Pourquoi tant d’âmes refusent-elles de se convertir ?
Une analyse spirituelle des obstacles à la conversion
Il est des questions plus graves que d’autres, et celle-ci pèse d’un poids éternel : pourquoi tant d’hommes, de femmes, parfois très proches de la vérité, ne se convertissent-ils pas ? Pourquoi même certains, baignés dans une culture encore empreinte de chrétienté, refusent-ils d’entrer dans l’Église ou s’en éloignent obstinément ? Les causes sont multiples, mais une analyse spirituelle et morale permet d’en dégager les lignes essentielles.
1. L’attachement au péché
Beaucoup rejettent Dieu non par ignorance, mais parce qu’ils savent que la conversion les obligerait à changer de vie. Or, ils ne veulent pas changer. L’habitude du péché engendre la tiédeur, puis l’aveuglement. Ce n’est pas tant la vérité qui leur fait peur, que ce qu’elle implique : la croix. Il faut renoncer à soi, et c’est là que le combat commence.
2. L’orgueil intellectuel
Nombreux sont ceux qui refusent l’autorité de l’Église parce qu’elle leur impose des limites. L’époque moderne a exalté le “libre-examen”, le “droit à la vérité personnelle”. Se convertir, c’est reconnaître que l’on s’est trompé, c’est recevoir humblement une lumière venue d’en haut. Cette humilité est insupportable à l’esprit orgueilleux.

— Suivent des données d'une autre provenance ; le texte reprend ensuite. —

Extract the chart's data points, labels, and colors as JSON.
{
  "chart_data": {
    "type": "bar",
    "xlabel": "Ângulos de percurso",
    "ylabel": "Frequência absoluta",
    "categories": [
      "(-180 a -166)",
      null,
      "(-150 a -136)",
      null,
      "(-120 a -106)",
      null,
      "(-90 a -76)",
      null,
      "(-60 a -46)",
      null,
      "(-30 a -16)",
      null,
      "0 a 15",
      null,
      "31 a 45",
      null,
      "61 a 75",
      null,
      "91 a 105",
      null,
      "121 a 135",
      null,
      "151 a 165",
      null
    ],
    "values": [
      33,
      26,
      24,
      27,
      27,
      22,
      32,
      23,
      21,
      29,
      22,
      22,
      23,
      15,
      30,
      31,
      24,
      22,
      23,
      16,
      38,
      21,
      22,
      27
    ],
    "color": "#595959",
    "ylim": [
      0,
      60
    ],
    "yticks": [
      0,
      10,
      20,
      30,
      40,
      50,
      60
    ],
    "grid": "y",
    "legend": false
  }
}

3. L’endurcissement du cœur
Chaque refus affaiblit la grâce. Il y a un mystère redoutable dans la persévérance dans le refus. Dieu frappe, il insiste, il multiplie les signes. Mais l’âme endurcie finit par ne plus entendre. Saint Alphonse de Liguori parle de la “grâce ultime”, celle qu’il ne faut pas laisser passer. Car parfois, elle ne repasse plus.
4. L’ignorance volontaire
Loin d’être une excuse, l’ignorance est souvent voulue. On ne veut pas savoir. On ne veut pas se poser de questions. On préfère flotter dans un relativisme confortable plutôt que de chercher la vérité. L’ignorance devient alors coupable. L’âme a peur de la lumière, car elle mettrait à nu les compromis.
5. Le respect humain
Le regard des autres pèse davantage que celui de Dieu. Combien de conversions avortées par peur du qu’en-dira-t-on, par peur de choquer, d’être moqué, marginalisé ? Notre Seigneur l’a dit : « ils aimèrent mieux la gloire des hommes que la gloire de Dieu ». Le respect humain est un tyran subtil, qui enchaîne des milliers d’âmes.
6. L’action du démon
Le démon est un stratège. Il ne se contente pas d’inciter au mal, il empêche l’âme de voir le bien. Il distrait, il détourne, il trouble. Il fait naître de faux problèmes, il sème le doute. Il agit surtout par le relativisme, le scepticisme, l’indifférence. Il aveugle les intelligences et endort les volontés.
7. Le manque de prière
Dieu donne sa grâce, mais il veut qu’on la demande. Une âme qui ne prie pas séche. La foi est un don, mais elle demande une coopération. Or, sans la prière, sans un minimum d’élan du cœur vers Dieu, l’âme ne peut ni recevoir la lumière, ni désirer changer. La prière est la porte de la conversion.
Remèdes pratiques
L’Église, mère et docteur, a toujours proposé des remèdes clairs :
- Méditer sur les fins dernières (mort, jugement, enfer, paradis).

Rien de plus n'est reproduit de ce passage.